The Burning Problem with Current Wildfire Funding
It's always wildfire season somewhere in the United States and state and local resources are first to respond to approximately 75 percent of all wildland fires in the United States.
These agencies provide critical resources and experience to wildland fire management and suppression as part of the coordinated national wildfire response. State forestry agencies also support prevention and mitigation efforts to reduce the threat of fire in the first place.
When wildfire strikes, the funds used to combat these disasters come directly out of the budgets for the USDA Forest Service and the Department of the Interior Agencies.
The cost of wildland fire suppression efforts has exceeded 50 percent of the USDA Forest Service’s entire budget for the first time ever this year. Fire costs, which accounted for 16 percent of the Forest Service’s total budget in FY 1995, are projected to grow to 67 percent of the total Forest Service budget in FY 2025 if we don’t address this funding issue.
The increasing fire costs and longer fire seasons have resulted in a reduction of agency personnel that deliver proactive forest management and Forest Service State & Private programs for non-federal forests. As fires burn through more of the Agency’s budget, personnel are left with fewer resources to manage their land to prepare for and mitigate the impact and cost of future fires.

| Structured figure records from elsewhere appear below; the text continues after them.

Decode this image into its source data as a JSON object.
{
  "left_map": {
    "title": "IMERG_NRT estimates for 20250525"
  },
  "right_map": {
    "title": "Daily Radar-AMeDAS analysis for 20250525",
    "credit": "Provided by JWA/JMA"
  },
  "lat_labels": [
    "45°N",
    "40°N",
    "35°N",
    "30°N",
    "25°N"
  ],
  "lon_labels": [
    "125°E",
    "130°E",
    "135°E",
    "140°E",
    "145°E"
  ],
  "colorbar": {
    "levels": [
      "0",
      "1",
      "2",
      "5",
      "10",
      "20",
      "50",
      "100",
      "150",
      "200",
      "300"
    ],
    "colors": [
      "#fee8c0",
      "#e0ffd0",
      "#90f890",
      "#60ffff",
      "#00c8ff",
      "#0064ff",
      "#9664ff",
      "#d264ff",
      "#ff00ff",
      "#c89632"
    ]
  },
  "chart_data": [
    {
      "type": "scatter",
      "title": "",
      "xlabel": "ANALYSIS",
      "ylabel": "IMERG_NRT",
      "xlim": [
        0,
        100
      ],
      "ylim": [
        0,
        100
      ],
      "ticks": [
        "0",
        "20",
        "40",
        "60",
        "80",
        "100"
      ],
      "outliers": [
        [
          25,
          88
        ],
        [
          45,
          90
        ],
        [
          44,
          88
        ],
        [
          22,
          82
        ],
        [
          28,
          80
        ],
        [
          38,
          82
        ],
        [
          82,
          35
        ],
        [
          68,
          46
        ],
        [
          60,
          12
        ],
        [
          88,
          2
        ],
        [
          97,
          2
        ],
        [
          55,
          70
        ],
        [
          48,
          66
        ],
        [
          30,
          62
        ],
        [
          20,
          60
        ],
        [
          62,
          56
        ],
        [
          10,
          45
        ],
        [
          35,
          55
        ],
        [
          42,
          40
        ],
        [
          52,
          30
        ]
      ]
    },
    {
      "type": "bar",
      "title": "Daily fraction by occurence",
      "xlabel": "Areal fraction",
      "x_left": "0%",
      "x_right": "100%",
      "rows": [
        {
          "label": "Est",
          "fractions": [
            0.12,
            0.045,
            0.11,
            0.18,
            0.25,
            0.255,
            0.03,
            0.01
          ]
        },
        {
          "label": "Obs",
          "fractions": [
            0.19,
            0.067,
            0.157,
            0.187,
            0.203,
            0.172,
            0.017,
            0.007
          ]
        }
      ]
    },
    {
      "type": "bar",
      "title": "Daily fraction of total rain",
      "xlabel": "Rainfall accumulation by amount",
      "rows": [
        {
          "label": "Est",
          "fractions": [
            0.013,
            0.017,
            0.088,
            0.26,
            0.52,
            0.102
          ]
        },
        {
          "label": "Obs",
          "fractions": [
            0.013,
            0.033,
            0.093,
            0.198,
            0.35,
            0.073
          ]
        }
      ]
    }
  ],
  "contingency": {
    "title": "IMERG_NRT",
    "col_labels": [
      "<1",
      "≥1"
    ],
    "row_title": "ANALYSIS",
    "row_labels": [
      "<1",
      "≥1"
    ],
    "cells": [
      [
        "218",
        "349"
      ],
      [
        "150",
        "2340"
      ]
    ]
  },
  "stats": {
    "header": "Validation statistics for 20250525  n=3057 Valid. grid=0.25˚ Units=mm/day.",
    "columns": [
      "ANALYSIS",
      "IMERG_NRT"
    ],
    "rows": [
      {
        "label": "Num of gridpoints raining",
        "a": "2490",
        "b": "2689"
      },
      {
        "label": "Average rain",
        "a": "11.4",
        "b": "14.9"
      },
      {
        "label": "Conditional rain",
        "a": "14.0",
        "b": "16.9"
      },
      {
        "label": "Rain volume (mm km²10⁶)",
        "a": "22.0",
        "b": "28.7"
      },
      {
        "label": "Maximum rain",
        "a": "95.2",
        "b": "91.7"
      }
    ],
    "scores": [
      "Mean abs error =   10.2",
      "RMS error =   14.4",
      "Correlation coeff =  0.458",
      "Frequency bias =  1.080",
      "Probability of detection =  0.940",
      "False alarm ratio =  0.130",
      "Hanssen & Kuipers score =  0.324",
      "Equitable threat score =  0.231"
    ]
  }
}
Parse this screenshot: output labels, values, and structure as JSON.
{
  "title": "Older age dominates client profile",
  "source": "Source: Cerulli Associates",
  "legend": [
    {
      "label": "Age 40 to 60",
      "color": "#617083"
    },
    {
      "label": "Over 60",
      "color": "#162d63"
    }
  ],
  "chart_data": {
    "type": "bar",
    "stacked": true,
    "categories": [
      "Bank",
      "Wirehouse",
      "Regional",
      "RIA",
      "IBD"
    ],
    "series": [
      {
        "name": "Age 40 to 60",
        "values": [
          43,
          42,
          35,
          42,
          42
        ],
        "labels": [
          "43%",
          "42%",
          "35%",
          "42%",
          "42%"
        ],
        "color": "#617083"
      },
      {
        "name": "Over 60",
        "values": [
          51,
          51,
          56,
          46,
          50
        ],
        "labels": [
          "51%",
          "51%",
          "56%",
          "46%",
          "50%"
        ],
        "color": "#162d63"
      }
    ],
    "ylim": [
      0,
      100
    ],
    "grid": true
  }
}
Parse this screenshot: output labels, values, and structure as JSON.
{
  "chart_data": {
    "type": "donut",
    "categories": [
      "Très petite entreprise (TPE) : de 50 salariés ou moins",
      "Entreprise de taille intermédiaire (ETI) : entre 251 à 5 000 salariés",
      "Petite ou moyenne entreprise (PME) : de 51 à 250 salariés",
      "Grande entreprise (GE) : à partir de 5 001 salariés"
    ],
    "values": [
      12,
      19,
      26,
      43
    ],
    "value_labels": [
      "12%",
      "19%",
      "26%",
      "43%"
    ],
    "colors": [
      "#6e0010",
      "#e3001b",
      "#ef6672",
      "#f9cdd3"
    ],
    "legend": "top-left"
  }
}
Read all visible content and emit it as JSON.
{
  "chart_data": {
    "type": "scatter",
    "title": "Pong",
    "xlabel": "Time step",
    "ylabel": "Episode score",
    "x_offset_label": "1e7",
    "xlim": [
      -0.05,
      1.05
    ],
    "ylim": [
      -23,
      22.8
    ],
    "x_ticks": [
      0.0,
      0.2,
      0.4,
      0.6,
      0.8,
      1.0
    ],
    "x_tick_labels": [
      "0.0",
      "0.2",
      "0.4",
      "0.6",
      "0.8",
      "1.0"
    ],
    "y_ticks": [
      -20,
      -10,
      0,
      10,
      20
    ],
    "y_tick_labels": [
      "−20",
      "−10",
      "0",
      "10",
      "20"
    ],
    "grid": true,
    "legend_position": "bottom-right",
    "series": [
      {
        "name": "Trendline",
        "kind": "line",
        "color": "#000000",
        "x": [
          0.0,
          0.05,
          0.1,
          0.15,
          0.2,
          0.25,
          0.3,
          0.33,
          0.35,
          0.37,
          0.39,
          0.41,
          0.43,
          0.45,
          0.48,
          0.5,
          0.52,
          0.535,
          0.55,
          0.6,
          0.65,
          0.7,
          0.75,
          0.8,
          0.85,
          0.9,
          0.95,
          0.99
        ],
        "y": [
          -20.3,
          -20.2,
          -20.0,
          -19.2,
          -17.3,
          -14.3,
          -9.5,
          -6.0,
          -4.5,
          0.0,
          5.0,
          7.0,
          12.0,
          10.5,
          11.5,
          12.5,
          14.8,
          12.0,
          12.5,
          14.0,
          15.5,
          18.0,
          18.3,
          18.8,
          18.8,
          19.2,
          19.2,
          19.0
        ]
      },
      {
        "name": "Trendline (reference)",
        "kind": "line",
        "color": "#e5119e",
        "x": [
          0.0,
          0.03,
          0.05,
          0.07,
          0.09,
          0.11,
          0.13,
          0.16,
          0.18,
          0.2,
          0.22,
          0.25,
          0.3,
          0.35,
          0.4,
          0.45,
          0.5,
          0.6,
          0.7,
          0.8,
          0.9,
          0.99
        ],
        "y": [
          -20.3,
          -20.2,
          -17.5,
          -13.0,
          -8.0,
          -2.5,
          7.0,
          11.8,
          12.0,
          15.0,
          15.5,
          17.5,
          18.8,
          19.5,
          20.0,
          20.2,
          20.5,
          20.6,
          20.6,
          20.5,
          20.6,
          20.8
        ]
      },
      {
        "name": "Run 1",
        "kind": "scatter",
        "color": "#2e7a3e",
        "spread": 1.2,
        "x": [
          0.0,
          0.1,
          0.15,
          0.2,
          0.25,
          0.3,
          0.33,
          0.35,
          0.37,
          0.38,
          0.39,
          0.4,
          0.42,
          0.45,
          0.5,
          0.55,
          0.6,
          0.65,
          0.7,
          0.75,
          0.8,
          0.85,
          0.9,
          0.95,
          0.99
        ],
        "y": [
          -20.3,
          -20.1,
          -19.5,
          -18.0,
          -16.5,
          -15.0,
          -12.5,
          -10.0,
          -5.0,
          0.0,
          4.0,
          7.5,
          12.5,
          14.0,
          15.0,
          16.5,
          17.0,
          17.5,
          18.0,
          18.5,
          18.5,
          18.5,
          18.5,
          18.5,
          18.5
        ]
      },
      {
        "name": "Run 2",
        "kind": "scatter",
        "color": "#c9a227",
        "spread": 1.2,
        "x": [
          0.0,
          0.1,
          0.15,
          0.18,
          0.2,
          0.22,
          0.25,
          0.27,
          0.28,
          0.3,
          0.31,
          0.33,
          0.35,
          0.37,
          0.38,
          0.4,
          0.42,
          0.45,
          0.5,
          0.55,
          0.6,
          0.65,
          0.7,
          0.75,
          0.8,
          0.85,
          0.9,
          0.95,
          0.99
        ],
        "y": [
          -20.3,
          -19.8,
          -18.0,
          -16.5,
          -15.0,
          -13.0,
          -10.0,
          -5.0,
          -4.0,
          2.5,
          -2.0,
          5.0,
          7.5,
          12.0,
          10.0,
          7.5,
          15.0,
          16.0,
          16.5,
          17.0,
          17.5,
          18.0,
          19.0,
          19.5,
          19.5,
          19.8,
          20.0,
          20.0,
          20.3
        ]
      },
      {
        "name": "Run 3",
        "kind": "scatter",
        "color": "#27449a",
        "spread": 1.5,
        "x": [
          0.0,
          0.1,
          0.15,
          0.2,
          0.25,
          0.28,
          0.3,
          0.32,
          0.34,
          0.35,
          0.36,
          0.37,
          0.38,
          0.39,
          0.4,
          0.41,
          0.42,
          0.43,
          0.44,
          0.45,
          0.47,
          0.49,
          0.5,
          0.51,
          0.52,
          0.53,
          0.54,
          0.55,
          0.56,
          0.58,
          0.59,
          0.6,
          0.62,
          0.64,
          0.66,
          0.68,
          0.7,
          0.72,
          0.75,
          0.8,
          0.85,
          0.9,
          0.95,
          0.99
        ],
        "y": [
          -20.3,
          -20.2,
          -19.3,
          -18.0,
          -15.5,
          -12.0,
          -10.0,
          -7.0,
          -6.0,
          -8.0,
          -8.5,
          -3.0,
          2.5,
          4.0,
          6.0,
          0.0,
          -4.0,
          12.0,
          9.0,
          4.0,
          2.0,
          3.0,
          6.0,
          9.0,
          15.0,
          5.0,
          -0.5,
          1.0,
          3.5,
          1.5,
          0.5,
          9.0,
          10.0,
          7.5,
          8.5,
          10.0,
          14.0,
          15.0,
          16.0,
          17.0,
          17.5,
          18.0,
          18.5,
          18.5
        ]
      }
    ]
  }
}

"We must treat catastrophic wildfire not like a routine expense...but as the natural disasters they truly are. It's time to address the runaway growth of fire suppression at the cost of other critical programs," USDA Secretary Tom Vilsack has said.
NASF urges members of Congress to fix the broken system and provide aid to America's forests by supporting a bipartisan solution to this problem. Ask your members of Congress to support the bipartisan Wildfire Disaster Funding Act, which funds a portion of federal wildfire response activities like other natural disasters. (H.R. 167 & S. 235).